QTL observed for the slopes of important wood traits

The slope of wood traits over cambial ages or the rate of juvenile-to-mature wood transition has, to our knowledge, never been included in any published QTL or association mapping analyses, even though one association mapping study of radiata pine (Dillon ) considered the transition in a different manner. They regarded the juvenile-to-mature wood transition as a discrete phase change whose timing could be predicted using latewood density as an indicator trait (Gapare ), and we have rather dissected the dynamics of the transition process itself. In the results of this study, it was notable that large portions of the phenotypic variation for the slopes of earlywood percentage and earlywood density were explained by a limited number of suggestive and significant QTL (Table 3 and Figure 4) indicating the existence of major effect loci.
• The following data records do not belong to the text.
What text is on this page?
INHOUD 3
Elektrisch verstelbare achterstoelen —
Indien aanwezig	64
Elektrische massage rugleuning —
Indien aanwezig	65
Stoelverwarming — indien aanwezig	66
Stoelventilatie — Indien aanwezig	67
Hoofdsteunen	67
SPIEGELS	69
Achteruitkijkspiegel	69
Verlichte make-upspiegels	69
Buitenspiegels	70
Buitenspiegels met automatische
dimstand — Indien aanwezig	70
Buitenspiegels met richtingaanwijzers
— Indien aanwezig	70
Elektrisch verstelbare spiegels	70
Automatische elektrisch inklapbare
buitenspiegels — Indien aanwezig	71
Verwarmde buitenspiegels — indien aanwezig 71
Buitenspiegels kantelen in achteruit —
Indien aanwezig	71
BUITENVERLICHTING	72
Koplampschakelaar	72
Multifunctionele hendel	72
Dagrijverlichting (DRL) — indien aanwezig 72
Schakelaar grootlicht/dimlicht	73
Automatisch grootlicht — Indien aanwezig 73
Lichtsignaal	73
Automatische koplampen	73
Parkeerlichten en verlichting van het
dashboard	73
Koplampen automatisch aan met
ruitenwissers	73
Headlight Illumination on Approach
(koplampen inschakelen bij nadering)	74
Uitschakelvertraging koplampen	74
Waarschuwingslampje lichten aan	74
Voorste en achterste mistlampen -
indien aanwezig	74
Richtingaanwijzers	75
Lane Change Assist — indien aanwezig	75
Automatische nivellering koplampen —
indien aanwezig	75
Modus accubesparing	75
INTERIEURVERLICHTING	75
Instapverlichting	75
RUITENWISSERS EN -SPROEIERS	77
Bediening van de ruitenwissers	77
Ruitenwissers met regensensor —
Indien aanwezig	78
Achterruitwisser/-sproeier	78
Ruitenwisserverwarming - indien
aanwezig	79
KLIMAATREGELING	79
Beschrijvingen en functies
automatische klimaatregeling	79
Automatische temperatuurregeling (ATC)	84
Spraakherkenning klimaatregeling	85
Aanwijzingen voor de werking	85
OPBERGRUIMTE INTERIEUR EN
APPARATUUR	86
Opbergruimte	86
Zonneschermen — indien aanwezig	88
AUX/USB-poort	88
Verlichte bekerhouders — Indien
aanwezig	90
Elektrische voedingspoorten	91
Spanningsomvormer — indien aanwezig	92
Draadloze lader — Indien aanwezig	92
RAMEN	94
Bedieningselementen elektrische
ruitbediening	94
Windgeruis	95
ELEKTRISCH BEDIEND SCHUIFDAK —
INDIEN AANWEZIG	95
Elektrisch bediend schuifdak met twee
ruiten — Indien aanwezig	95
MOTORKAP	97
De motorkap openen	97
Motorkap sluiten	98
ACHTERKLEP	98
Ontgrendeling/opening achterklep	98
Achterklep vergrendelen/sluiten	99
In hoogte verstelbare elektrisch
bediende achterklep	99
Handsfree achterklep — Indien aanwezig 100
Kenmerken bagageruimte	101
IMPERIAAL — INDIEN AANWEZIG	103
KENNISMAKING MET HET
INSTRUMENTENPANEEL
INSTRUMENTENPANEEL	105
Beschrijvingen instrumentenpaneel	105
Also, the effect of the QTL marker significantly associated with the slope of LWD (SNP 2_10306_01-354) (Table 4, part B) was notably large despite the low corresponding H estimates. The results for EP and LWD are particularly intriguing because these traits are well-known to exhibit decreasing and increasing trends, respectively (Figure 1B, Table 2) as a result of the wood maturation process (Zobel and Sprague 1998; Burdon ). Taking the significant EP QTL (GCG64) (Table 4, part B) as an example and assuming conditions similar to those of this study, trees with the band present genotype (heterozygote) are predicted to decrease their EP from 56.3% at cambial age 9 to 42.2% at age 14 (5 yr later), whereas trees with the band absent genotype (homozygote) would decrease their EP even faster (from 56.3% to 40.3%) during the same time period. Admittedly, this calculation example may be oversimplistic and one should remember that QTL observed in a single full-sib family are usually not generalizable to other families, populations, or environments. However, the results of this study nonetheless illustrate potential to regulate the speed of certain aspects of wood maturation by marker-assisted selection.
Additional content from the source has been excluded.